Gun connects gang killings

| 02/04/2014

(CNS): A list of admitted evidence presented to the court in the trial of Raziel Jeffers has revealed that the gun used to kill Damion Ming in West Bay in March 2010 had previously been used to kill 24-year-old Fabian Reid in Newlands in October 2009. With a considerable number of facts agreed by both the defence and the crown in the murder case, some 40 admissions were made to the jury relating to the case that were not in dispute. The list includes background on Ming, his criminal record and his gang associations. The court heard that Reid, whose killers have never been apprehended, was associated with the Birch Tree Hill gang.

Reid,whose murder is still unsolved, was gunned down by as many as three armed men in a killing in which police believe several weapons were fired. One of those guns was the same weapon used to kill Ming, as seven of the shell casings found at that murder scene match the eight casings found at the scene where Ming was killed some five months later.

Reid was a victim of the gang related killings just one month after Carlos Webster, a member of the opposing West Bay gang, the Logwoods, was shot and killed in the Next Level nightclub on West Bay Road. Devon Anglin, who is also associated with the Birch Tree Hill gang, was later convicted of that killing.

The admissions also note further gang related killings and connections surrounding the Ming case. The day before Ming was gunned down as he worked on a boat in a yard in Birch Tree Hill, Alrick Peddie (a.k.a. "Bling") was shot dead at a yard in Willie Farrington Drive in West Bay. Peddie, who worked as a security guard at Next Level, was found to have let Anglin into the club with a firearm on the night Webster was killed inside the club. Aaron Crawford, Roger Bush and Jose Sanchez, all associated with the Logwoods gang, and Ming, were tried and acquitted of his murder.

Just days before Peddie was killed, according to evidence from the crown’s key witness, which she gave to the police, Ming had sent a text to Peddie stating that there was “only room for one Bling in Cayman”.

The court heard that Ming was also a known associate of Sheldon Brown, a man currently serving 22 years for the attempted murder of Fernando Martin in 2003 – a man who was at the time a witness in another murder case relating to the death of Joe Williams in West Bay that same year. Martin was shot multiple times while supposedly under witness protection but having survived the shooting he gave evidence against Brown.

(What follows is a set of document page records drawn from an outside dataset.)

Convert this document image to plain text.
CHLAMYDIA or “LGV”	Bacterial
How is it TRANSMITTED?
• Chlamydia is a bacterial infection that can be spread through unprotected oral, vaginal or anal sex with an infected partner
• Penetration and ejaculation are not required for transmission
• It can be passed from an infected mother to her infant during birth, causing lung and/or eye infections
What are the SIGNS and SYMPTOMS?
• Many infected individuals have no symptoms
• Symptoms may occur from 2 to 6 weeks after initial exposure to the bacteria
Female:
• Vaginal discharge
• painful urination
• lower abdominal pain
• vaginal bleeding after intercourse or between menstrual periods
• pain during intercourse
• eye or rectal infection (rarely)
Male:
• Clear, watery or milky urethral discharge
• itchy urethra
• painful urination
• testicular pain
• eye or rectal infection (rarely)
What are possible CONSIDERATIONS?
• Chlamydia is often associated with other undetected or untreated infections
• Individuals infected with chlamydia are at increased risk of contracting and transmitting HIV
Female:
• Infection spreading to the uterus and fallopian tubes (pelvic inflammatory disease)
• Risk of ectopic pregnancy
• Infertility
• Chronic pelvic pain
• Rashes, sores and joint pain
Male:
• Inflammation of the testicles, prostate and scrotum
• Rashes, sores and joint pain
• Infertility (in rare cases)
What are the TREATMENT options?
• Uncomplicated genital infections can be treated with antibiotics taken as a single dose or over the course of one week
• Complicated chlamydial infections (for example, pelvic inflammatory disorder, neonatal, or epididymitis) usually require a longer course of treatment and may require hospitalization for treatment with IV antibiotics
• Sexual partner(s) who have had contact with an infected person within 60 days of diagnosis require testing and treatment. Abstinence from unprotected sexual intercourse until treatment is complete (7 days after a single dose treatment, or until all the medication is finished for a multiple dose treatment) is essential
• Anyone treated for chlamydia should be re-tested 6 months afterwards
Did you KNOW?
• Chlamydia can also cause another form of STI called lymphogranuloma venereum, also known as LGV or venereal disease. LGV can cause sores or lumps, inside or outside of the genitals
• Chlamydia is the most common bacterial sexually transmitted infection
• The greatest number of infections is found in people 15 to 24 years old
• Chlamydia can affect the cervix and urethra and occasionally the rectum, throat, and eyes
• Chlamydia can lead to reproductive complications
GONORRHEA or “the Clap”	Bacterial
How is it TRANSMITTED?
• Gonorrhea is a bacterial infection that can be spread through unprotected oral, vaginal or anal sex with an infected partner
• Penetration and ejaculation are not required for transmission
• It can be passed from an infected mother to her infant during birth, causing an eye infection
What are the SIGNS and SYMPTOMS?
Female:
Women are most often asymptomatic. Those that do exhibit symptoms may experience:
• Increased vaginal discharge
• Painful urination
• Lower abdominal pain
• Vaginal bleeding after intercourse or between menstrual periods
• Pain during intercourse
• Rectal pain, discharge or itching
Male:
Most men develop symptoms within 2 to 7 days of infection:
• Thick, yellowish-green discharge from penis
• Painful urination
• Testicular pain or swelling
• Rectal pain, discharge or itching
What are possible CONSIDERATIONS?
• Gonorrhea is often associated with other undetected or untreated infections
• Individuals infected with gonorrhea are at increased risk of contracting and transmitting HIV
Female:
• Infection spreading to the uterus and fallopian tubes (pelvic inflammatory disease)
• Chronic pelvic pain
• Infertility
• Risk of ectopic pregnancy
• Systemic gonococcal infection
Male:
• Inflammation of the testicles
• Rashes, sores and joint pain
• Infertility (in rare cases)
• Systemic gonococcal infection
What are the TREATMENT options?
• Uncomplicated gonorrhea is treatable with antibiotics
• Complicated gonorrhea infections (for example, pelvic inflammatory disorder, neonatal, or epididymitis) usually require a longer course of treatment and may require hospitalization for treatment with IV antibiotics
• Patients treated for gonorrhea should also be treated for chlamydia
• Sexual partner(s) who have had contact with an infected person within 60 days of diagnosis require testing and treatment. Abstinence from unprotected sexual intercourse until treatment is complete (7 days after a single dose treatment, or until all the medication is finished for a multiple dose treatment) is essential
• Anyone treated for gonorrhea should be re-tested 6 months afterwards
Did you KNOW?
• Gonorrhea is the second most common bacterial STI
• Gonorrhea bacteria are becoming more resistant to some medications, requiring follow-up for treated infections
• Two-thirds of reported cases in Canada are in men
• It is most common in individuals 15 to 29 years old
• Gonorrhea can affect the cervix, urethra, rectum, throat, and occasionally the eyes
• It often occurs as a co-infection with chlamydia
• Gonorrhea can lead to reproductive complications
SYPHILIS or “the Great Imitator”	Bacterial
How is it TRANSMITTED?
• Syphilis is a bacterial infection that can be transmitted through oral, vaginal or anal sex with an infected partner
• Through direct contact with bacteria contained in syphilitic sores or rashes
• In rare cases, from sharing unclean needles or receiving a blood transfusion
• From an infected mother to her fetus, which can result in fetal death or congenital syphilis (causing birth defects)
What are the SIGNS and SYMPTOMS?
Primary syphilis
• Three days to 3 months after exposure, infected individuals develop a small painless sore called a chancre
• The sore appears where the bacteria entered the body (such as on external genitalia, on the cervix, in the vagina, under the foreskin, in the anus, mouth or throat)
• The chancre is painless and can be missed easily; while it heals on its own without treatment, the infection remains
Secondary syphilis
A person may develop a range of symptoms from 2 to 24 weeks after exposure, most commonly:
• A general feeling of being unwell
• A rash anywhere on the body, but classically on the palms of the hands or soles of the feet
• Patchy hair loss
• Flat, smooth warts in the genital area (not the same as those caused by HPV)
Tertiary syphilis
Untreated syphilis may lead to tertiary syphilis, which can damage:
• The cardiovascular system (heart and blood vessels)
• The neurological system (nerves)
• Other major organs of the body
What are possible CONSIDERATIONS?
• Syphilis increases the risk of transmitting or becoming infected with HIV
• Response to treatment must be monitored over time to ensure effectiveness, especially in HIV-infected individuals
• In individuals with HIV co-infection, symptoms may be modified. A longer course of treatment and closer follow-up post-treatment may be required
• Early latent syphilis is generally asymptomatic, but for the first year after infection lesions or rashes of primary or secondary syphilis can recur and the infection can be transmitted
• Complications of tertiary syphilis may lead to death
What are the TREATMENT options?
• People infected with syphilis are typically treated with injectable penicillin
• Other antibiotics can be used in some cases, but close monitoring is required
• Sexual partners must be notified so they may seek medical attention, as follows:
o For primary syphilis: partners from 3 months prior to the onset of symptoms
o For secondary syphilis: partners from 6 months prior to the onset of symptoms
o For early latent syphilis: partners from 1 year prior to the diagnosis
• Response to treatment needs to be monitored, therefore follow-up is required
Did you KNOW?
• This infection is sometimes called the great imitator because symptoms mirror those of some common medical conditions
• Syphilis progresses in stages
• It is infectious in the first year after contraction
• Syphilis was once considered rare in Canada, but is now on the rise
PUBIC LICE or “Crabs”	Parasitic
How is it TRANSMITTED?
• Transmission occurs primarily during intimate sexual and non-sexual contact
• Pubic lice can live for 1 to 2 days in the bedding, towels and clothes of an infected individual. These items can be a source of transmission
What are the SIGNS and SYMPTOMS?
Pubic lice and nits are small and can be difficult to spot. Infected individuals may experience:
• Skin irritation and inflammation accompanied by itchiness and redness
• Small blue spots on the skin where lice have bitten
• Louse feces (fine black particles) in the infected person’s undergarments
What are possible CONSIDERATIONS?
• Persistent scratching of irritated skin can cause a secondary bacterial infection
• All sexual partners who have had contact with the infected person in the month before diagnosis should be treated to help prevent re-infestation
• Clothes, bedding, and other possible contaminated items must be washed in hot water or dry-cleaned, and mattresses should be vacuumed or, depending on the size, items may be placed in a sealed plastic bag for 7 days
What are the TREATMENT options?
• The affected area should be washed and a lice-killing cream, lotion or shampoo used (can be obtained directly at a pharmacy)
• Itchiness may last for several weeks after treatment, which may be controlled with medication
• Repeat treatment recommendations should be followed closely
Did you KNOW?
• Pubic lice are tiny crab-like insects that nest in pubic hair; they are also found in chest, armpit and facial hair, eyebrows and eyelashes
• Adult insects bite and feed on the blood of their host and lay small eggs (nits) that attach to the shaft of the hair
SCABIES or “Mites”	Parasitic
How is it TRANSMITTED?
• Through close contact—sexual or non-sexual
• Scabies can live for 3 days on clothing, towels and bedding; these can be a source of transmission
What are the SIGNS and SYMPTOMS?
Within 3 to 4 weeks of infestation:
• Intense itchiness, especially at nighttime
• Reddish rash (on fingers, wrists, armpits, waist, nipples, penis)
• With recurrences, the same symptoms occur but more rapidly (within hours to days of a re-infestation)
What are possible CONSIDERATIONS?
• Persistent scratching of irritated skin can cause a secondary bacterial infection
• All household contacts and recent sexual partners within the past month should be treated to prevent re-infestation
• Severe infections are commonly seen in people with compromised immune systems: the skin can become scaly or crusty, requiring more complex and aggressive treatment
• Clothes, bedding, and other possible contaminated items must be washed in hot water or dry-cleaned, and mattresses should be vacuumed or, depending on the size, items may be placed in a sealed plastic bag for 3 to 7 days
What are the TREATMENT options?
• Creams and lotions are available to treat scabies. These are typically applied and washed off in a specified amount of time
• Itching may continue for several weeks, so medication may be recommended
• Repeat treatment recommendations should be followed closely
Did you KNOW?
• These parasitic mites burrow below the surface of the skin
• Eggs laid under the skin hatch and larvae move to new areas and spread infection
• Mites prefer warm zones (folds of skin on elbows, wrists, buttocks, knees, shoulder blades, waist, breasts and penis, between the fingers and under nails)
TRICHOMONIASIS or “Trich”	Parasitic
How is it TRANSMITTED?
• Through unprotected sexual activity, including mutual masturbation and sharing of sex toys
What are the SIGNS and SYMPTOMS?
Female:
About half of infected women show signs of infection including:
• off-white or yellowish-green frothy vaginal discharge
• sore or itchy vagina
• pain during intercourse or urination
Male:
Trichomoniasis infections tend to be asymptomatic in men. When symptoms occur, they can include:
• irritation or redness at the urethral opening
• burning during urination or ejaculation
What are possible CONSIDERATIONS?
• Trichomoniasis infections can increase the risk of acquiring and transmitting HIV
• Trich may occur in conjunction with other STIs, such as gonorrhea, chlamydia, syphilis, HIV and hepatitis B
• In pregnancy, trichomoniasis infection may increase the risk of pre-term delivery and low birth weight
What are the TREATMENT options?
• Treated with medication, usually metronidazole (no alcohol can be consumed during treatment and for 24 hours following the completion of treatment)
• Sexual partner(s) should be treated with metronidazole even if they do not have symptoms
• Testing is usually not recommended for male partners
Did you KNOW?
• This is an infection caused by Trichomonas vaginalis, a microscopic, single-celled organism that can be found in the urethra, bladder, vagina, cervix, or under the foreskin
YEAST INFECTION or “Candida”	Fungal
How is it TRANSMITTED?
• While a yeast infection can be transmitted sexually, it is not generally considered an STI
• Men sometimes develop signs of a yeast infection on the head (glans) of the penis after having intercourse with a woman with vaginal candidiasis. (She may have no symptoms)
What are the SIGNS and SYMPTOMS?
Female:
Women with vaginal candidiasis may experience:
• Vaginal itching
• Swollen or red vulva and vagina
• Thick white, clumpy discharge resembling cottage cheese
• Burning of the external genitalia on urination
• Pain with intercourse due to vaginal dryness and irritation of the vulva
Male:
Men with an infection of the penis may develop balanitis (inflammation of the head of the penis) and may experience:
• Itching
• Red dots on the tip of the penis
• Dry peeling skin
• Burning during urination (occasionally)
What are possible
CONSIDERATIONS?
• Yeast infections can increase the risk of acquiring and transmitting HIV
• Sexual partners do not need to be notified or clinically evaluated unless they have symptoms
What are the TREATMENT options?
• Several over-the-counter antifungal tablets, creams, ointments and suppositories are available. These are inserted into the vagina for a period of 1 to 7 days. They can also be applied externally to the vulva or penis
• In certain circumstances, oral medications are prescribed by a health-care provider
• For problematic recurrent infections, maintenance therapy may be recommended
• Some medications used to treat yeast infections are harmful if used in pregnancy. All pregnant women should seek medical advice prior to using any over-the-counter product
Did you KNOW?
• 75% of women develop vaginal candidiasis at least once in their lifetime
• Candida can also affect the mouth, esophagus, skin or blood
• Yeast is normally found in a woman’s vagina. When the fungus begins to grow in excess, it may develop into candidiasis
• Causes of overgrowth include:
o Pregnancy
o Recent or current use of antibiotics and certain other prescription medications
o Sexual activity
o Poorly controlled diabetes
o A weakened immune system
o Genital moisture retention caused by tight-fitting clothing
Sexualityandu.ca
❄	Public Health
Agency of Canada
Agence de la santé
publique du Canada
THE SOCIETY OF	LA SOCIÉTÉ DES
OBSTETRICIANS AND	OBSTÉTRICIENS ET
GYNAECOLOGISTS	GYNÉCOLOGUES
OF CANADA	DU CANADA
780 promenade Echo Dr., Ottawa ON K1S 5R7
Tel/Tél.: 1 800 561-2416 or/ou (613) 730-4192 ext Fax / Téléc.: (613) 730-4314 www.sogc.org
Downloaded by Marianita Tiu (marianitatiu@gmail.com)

Although Brown has since turned to writing thrillers and has denounced his previous gang associations, he was associated with the gang violence and a friend of Ming’s. However, according to the admissions, police received information regarding threats by Sheldon Brown to the safety of Damion Ming and his family while he was in prison in 2007.

At the time of his death Damion Ming had several convictions, including importation and possession of cocaine and accessory and conspiracy to commit robbery regarding two armed heists in West Bay at Fosters and Cayman National Bank (CNB). Ming had provided information to the police against his co-defendants, Bjorn Ebanks, Royce Cornwall and Damian Seymour in respect of armed robberies of CNB and Fosters in West Bay in 2006.

The defence seized on Ming’s gang associations, his connections to the Peddie murder and the fact that he had given information to the police about his criminal friends that he was a marked man. During his closing speech to the jury, Malcolm Wolkind, QC, on behalf of Jeffers, pointed out that many people in the Cayman Islands may have had reason to want Ming dead but his client was not one of them.

The final irony for Ming was that he was gunned down on the eve of his return to prison. At the time he was shot and killed he had been on bail in connection with a drugs charge which had gone to the Privy Council. However, that appeal was denied and Ming had learned that fact the day he was shot, and he would have been required to answer his bail the following day and return to Northward to continue serving his sentence.

As a result of his imminent incarceration, one of the crown’s witnesses who gave evidence early in the case had revealed that he was working with Ming on the boat when he was shot. Earl Ebanks had admitted that Ming was paying him with cocaine to help repair the boat and they were working at night as Ming was planning to use it to make his escape from Cayman and avoid not only a return to jail but those who may have wished him ill.